I wandered over to my favorite sanctuary earlier this week, in search of something that might capture a feeling about the ending of The Longest Year — but all I found was a half-dozen faded roses. We’d just had a couple of freezing days smack-dab in the middle of temperatures in the fifties and sixties, so hardy flowers that still manage to bloom in late fall and winter here had faded and shriveled in the cold. Still I got caught up a little in the appearance of these roses: even though they looked like they’d melted, a lot of their original color remained. So while they might not fit the traditional image of “beautiful” — their purple and magenta colors combined with the softened flower petals still struck me as not entirely unpleasant.


Flowers representing a new year vary by culture, but while searching for some ideas around that, I learned that Queen Anne’s Lace — in the language of flowers — is said to represent both sanctuary and safety, so seemed like good stand-ins for the beginning of a new year, as we (hopefully) move into a period of decreasing peril and increasing stability. I took these photos earlier in 2020, in June, and had some fun in Lightroom accentuating the minute flower detail, freshening up the lacy whites, and fading the backgrounds to give the flowers their deserved prominence.

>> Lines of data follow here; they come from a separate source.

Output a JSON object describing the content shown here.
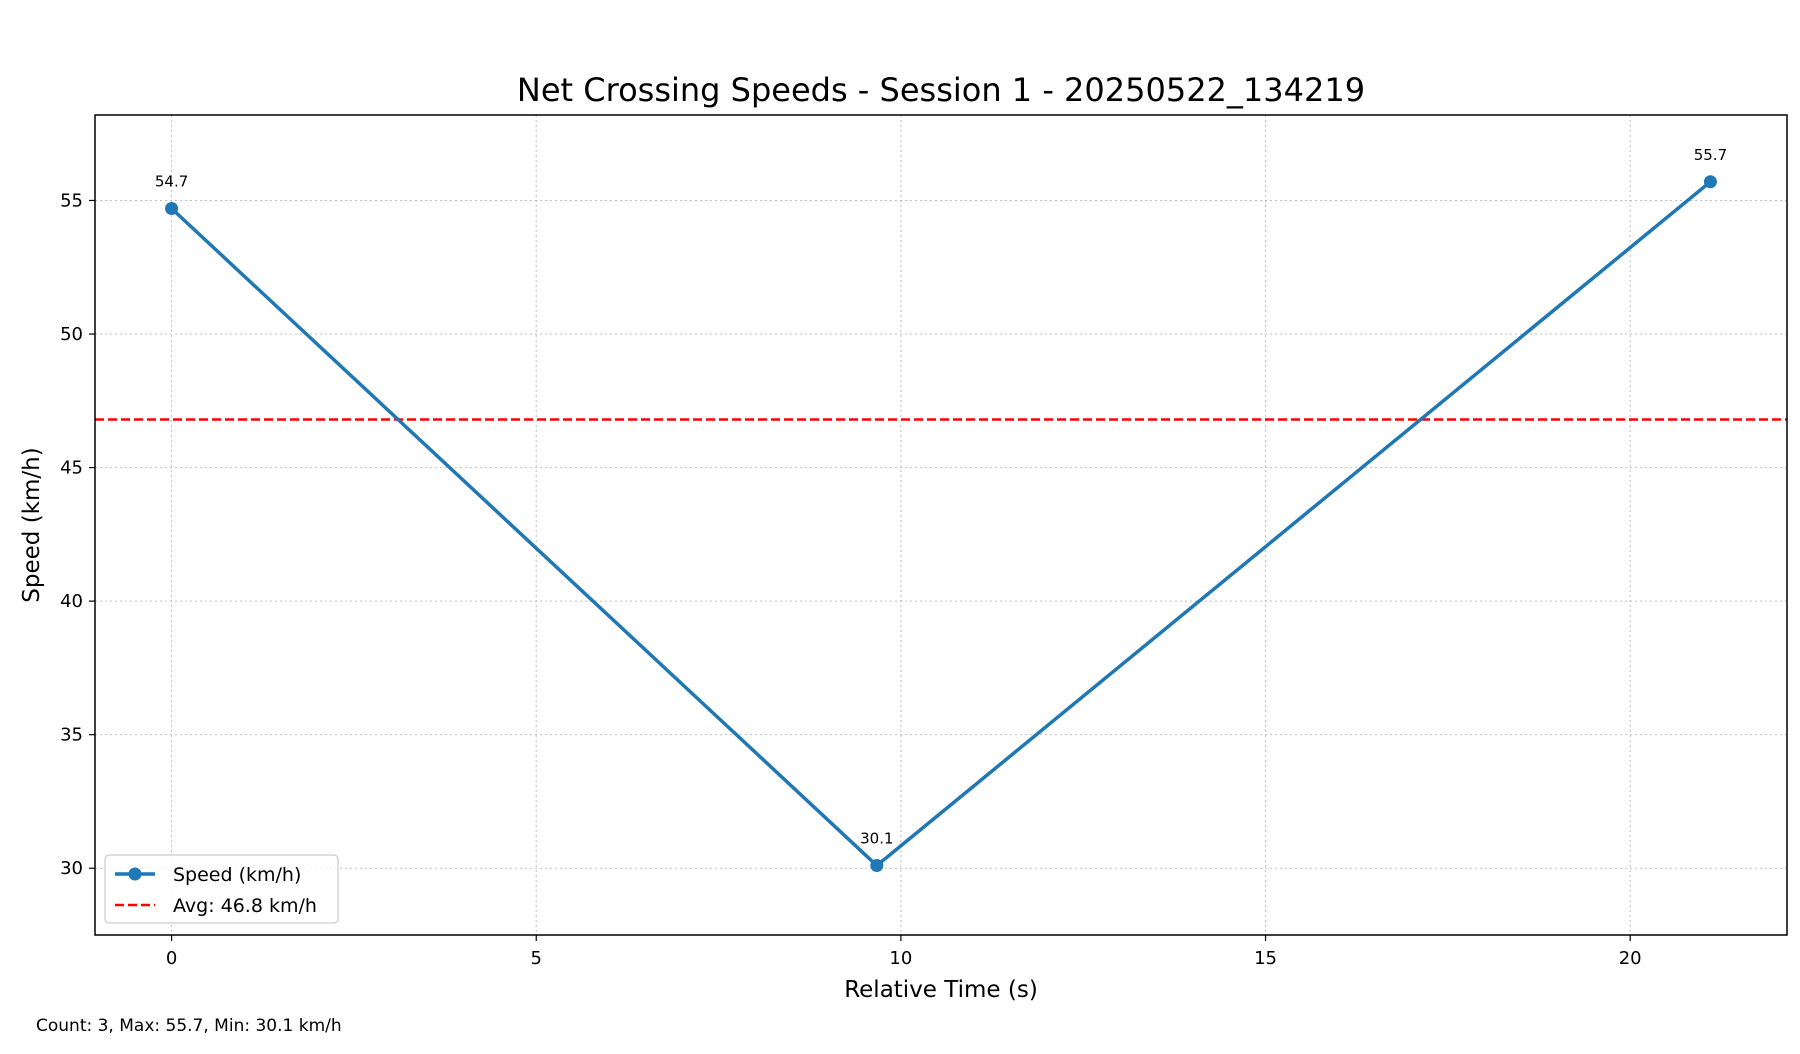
{
  "chart_data": {
    "type": "line",
    "title": "Net Crossing Speeds - Session 1 - 20250522_134219",
    "xlabel": "Relative Time (s)",
    "ylabel": "Speed (km/h)",
    "xlim": [
      -1.05,
      22.15
    ],
    "ylim": [
      27.5,
      58.2
    ],
    "x_ticks": [
      0,
      5,
      10,
      15,
      20
    ],
    "y_ticks": [
      30,
      35,
      40,
      45,
      50,
      55
    ],
    "grid": true,
    "legend_position": "lower-left",
    "series": [
      {
        "name": "Speed (km/h)",
        "color": "#1f77b4",
        "marker": "circle",
        "x": [
          0,
          9.67,
          21.1
        ],
        "y": [
          54.7,
          30.1,
          55.7
        ],
        "labels": [
          "54.7",
          "30.1",
          "55.7"
        ]
      }
    ],
    "reference_lines": [
      {
        "name": "Avg: 46.8 km/h",
        "orientation": "horizontal",
        "value": 46.8,
        "color": "#ff0000",
        "style": "dashed"
      }
    ]
  },
  "footer_note": "Count: 3, Max: 55.7, Min: 30.1 km/h"
}
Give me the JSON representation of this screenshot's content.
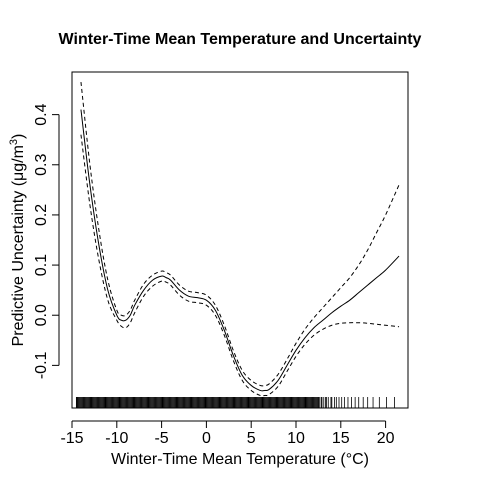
{
  "chart_data": {
    "type": "line",
    "title": "Winter-Time Mean Temperature and Uncertainty",
    "xlabel": "Winter-Time Mean Temperature (°C)",
    "ylabel_main": "Predictive Uncertainty (",
    "ylabel_mu": "μ",
    "ylabel_unit": "g/m",
    "ylabel_sup": "3",
    "ylabel_close": ")",
    "xlim": [
      -15,
      22.5
    ],
    "ylim": [
      -0.185,
      0.485
    ],
    "x_ticks": [
      -15,
      -10,
      -5,
      0,
      5,
      10,
      15,
      20
    ],
    "x_tick_labels": [
      "-15",
      "-10",
      "-5",
      "0",
      "5",
      "10",
      "15",
      "20"
    ],
    "y_ticks": [
      -0.1,
      0.0,
      0.1,
      0.2,
      0.3,
      0.4
    ],
    "y_tick_labels": [
      "-0.1",
      "0.0",
      "0.1",
      "0.2",
      "0.3",
      "0.4"
    ],
    "grid": false,
    "series": [
      {
        "style": "solid",
        "x": [
          -14.0,
          -13.0,
          -12.0,
          -11.0,
          -10.0,
          -9.5,
          -9.0,
          -8.5,
          -8.0,
          -7.0,
          -6.0,
          -5.0,
          -4.5,
          -4.0,
          -3.0,
          -2.0,
          -1.0,
          0.0,
          1.0,
          2.0,
          3.0,
          4.0,
          5.0,
          6.0,
          6.5,
          7.0,
          8.0,
          9.0,
          10.0,
          11.0,
          12.0,
          13.0,
          14.0,
          15.0,
          16.0,
          17.0,
          18.0,
          19.0,
          20.0,
          21.5
        ],
        "y": [
          0.41,
          0.26,
          0.14,
          0.05,
          0.0,
          -0.01,
          -0.01,
          0.0,
          0.02,
          0.05,
          0.07,
          0.078,
          0.075,
          0.07,
          0.05,
          0.038,
          0.035,
          0.03,
          0.01,
          -0.03,
          -0.08,
          -0.12,
          -0.14,
          -0.15,
          -0.15,
          -0.148,
          -0.13,
          -0.1,
          -0.07,
          -0.045,
          -0.025,
          -0.01,
          0.005,
          0.018,
          0.03,
          0.045,
          0.06,
          0.075,
          0.09,
          0.118
        ]
      },
      {
        "style": "dashed",
        "x": [
          -14.0,
          -13.0,
          -12.0,
          -11.0,
          -10.0,
          -9.5,
          -9.0,
          -8.5,
          -8.0,
          -7.0,
          -6.0,
          -5.0,
          -4.5,
          -4.0,
          -3.0,
          -2.0,
          -1.0,
          0.0,
          1.0,
          2.0,
          3.0,
          4.0,
          5.0,
          6.0,
          6.5,
          7.0,
          8.0,
          9.0,
          10.0,
          11.0,
          12.0,
          13.0,
          14.0,
          15.0,
          16.0,
          17.0,
          18.0,
          19.0,
          20.0,
          21.5
        ],
        "y": [
          0.465,
          0.3,
          0.17,
          0.07,
          0.01,
          0.0,
          0.0,
          0.01,
          0.03,
          0.062,
          0.08,
          0.088,
          0.085,
          0.08,
          0.06,
          0.048,
          0.045,
          0.04,
          0.02,
          -0.02,
          -0.07,
          -0.11,
          -0.13,
          -0.14,
          -0.14,
          -0.137,
          -0.118,
          -0.088,
          -0.056,
          -0.028,
          -0.005,
          0.015,
          0.035,
          0.055,
          0.075,
          0.1,
          0.13,
          0.165,
          0.2,
          0.26
        ]
      },
      {
        "style": "dashed",
        "x": [
          -14.0,
          -13.0,
          -12.0,
          -11.0,
          -10.0,
          -9.5,
          -9.0,
          -8.5,
          -8.0,
          -7.0,
          -6.0,
          -5.0,
          -4.5,
          -4.0,
          -3.0,
          -2.0,
          -1.0,
          0.0,
          1.0,
          2.0,
          3.0,
          4.0,
          5.0,
          6.0,
          6.5,
          7.0,
          8.0,
          9.0,
          10.0,
          11.0,
          12.0,
          13.0,
          14.0,
          15.0,
          16.0,
          17.0,
          18.0,
          19.0,
          20.0,
          21.5
        ],
        "y": [
          0.36,
          0.22,
          0.11,
          0.03,
          -0.01,
          -0.022,
          -0.025,
          -0.015,
          0.005,
          0.038,
          0.058,
          0.068,
          0.066,
          0.06,
          0.04,
          0.028,
          0.025,
          0.02,
          0.0,
          -0.04,
          -0.09,
          -0.13,
          -0.15,
          -0.16,
          -0.16,
          -0.158,
          -0.142,
          -0.112,
          -0.082,
          -0.058,
          -0.04,
          -0.028,
          -0.02,
          -0.016,
          -0.015,
          -0.015,
          -0.016,
          -0.018,
          -0.02,
          -0.023
        ]
      }
    ],
    "rug": {
      "dense_range": [
        -14.5,
        12.5
      ],
      "sparse_x": [
        12.6,
        12.8,
        12.9,
        13.1,
        13.3,
        13.4,
        13.6,
        13.9,
        14.0,
        14.3,
        14.5,
        14.8,
        15.1,
        15.4,
        15.8,
        16.2,
        16.6,
        17.0,
        17.5,
        18.0,
        18.6,
        19.3,
        20.1,
        21.0
      ]
    }
  }
}
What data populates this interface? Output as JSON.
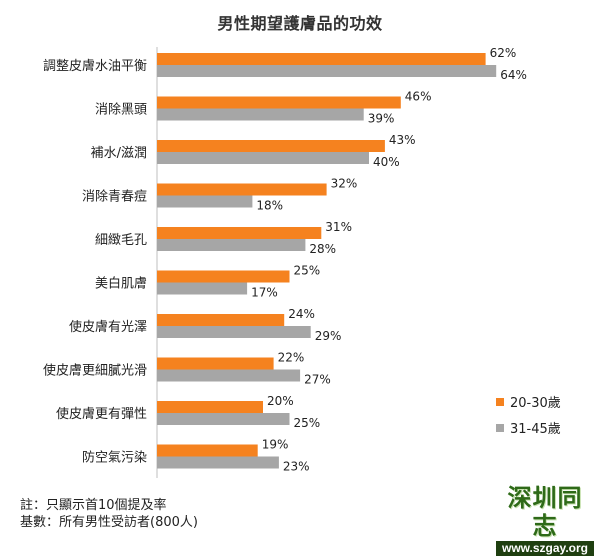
{
  "chart_data": {
    "type": "bar",
    "orientation": "horizontal",
    "title": "男性期望護膚品的功效",
    "categories": [
      "調整皮膚水油平衡",
      "消除黑頭",
      "補水/滋潤",
      "消除青春痘",
      "細緻毛孔",
      "美白肌膚",
      "使皮膚有光澤",
      "使皮膚更細膩光滑",
      "使皮膚更有彈性",
      "防空氣污染"
    ],
    "series": [
      {
        "name": "20-30歲",
        "color": "#f5821f",
        "values": [
          62,
          46,
          43,
          32,
          31,
          25,
          24,
          22,
          20,
          19
        ]
      },
      {
        "name": "31-45歲",
        "color": "#a6a6a6",
        "values": [
          64,
          39,
          40,
          18,
          28,
          17,
          29,
          27,
          25,
          23
        ]
      }
    ],
    "value_suffix": "%",
    "xlim": [
      0,
      100
    ],
    "grid": false,
    "legend_position": "right"
  },
  "notes": {
    "line1": "註：只顯示首10個提及率",
    "line2": "基數：所有男性受訪者(800人)"
  },
  "watermark": {
    "name": "深圳同志",
    "url": "www.szgay.org"
  }
}
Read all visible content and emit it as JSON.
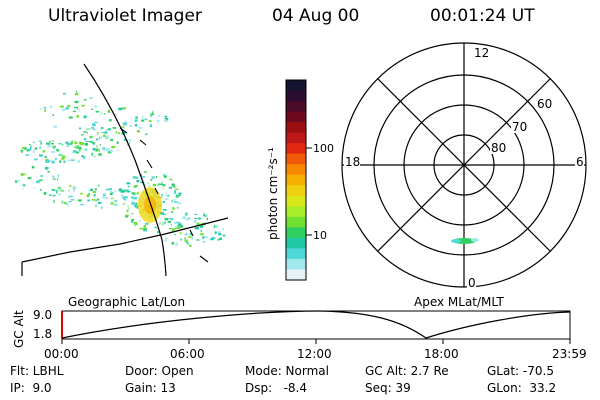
{
  "header": {
    "instrument": "Ultraviolet Imager",
    "date": "04 Aug 00",
    "time": "00:01:24 UT"
  },
  "colorbar": {
    "unit_label": "photon cm⁻²s⁻¹",
    "ticks": [
      "100",
      "10"
    ],
    "colors_top_to_bottom": [
      "#141432",
      "#2a0d30",
      "#4a0a2a",
      "#6e0820",
      "#9a1010",
      "#c01818",
      "#e02a10",
      "#f05a08",
      "#f88800",
      "#f5b000",
      "#f0d010",
      "#d8e818",
      "#a8ee28",
      "#70e030",
      "#30d060",
      "#20c8a8",
      "#50d8d8",
      "#a0e8ec",
      "#e6f2f4"
    ]
  },
  "left_panel": {
    "label": "Geographic Lat/Lon"
  },
  "polar_plot": {
    "label": "Apex MLat/MLT",
    "mlt_labels": {
      "top": "12",
      "left": "18",
      "right": "6",
      "bottom": "0"
    },
    "lat_labels": [
      "60",
      "70",
      "80"
    ]
  },
  "altitude_strip": {
    "ylabel": "GC Alt",
    "y_ticks": [
      "9.0",
      "1.8"
    ],
    "x_ticks": [
      "00:00",
      "06:00",
      "12:00",
      "18:00",
      "23:59"
    ]
  },
  "footer": {
    "rows": [
      [
        "Flt: LBHL",
        "Door: Open",
        "Mode: Normal",
        "GC Alt: 2.7 Re",
        "GLat: -70.5"
      ],
      [
        "IP:  9.0",
        "Gain: 13",
        "Dsp:   -8.4",
        "Seq: 39",
        "GLon:  33.2"
      ]
    ]
  }
}
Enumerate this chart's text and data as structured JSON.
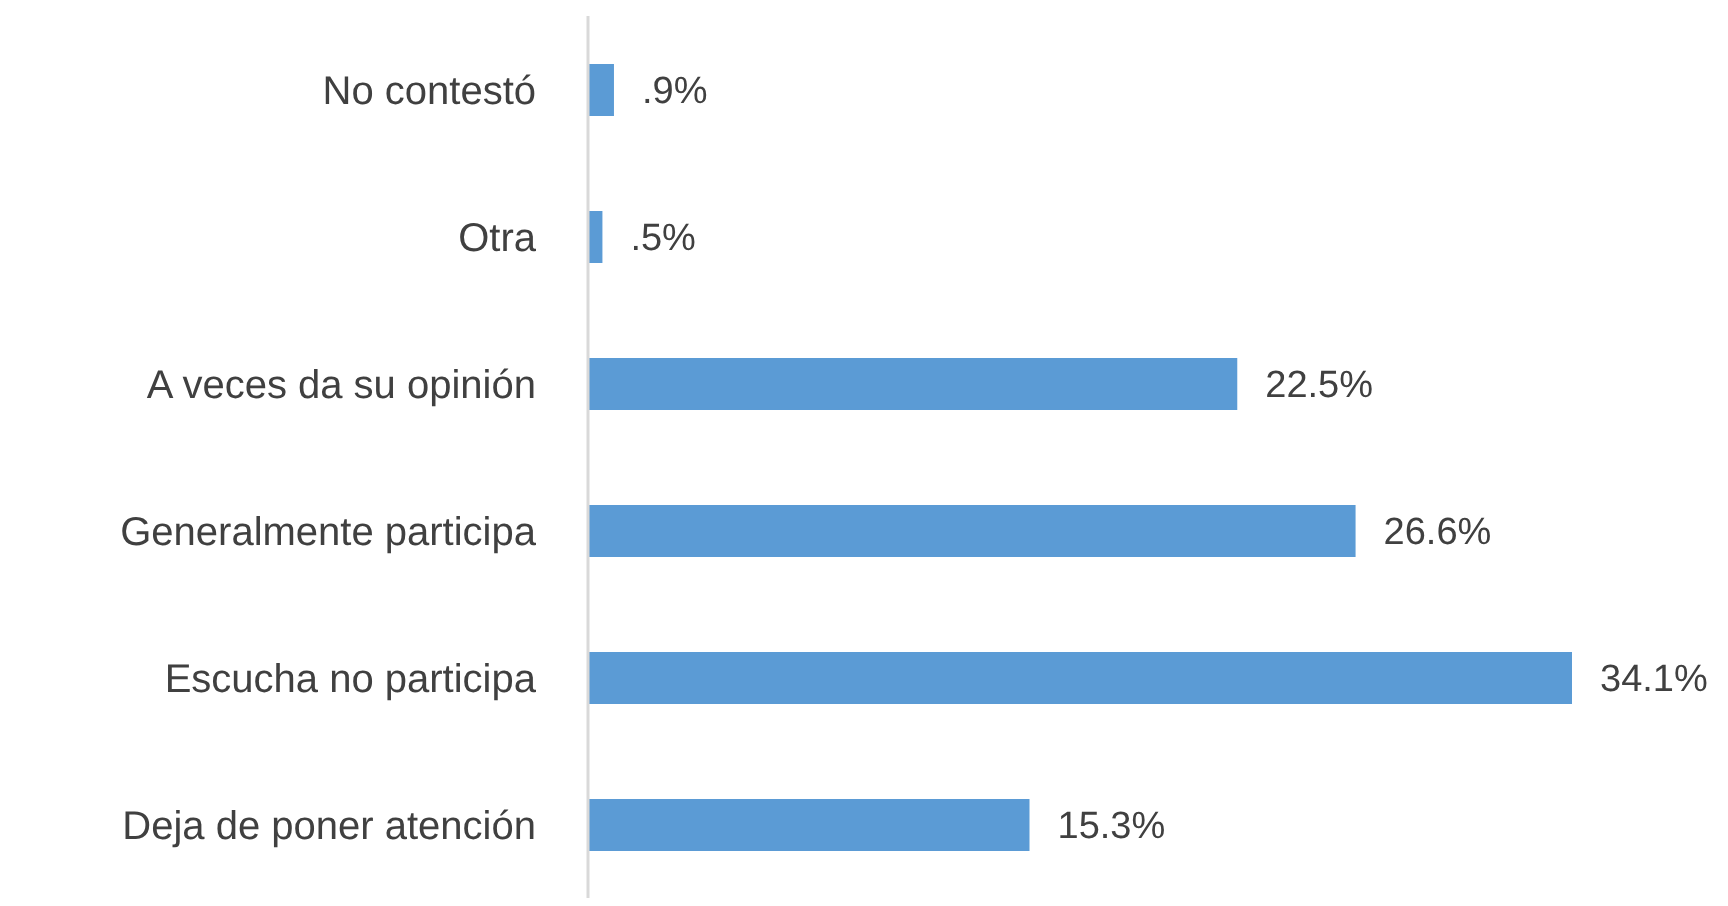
{
  "chart_data": {
    "type": "bar",
    "orientation": "horizontal",
    "categories": [
      "No contestó",
      "Otra",
      "A veces da su opinión",
      "Generalmente participa",
      "Escucha no participa",
      "Deja de poner atención"
    ],
    "values": [
      0.9,
      0.5,
      22.5,
      26.6,
      34.1,
      15.3
    ],
    "value_labels": [
      ".9%",
      ".5%",
      "22.5%",
      "26.6%",
      "34.1%",
      "15.3%"
    ],
    "color": "#5b9bd5"
  }
}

Here are a few experiments, from the same trip to Oakland where I found the faded roses. The first two are of a fine piece of fuzz, originally against a mostly green background — which I converted to pale yellow then increased shadows and dark colors to highlight the fuzz. The first photo on the second row comes from an intentional overexposure, just aiming the camera at a this seed structure against the cloudy sky and using the last camera settings I had used to photograph the fuzz. I wanted to see what detail and color I would be able to recover from a monochrome, overexposed image.

For the last photo: I made fog!


If you’re interested in the “sausage factory” aspects of these experiments, here are the same four images in before-and-after pairs. My goal with the first two pairs was to render something that looked more like late fall or winter; to bring out seed detail against a winter-white sky on the third pair; and two transform the last pair into a different kind of photo emphasizing the cluster of seed stalks toward the right side amid dry grasses. Select any of the images to compare before and after versions in a slideshow.


Thanks for reading and taking a look!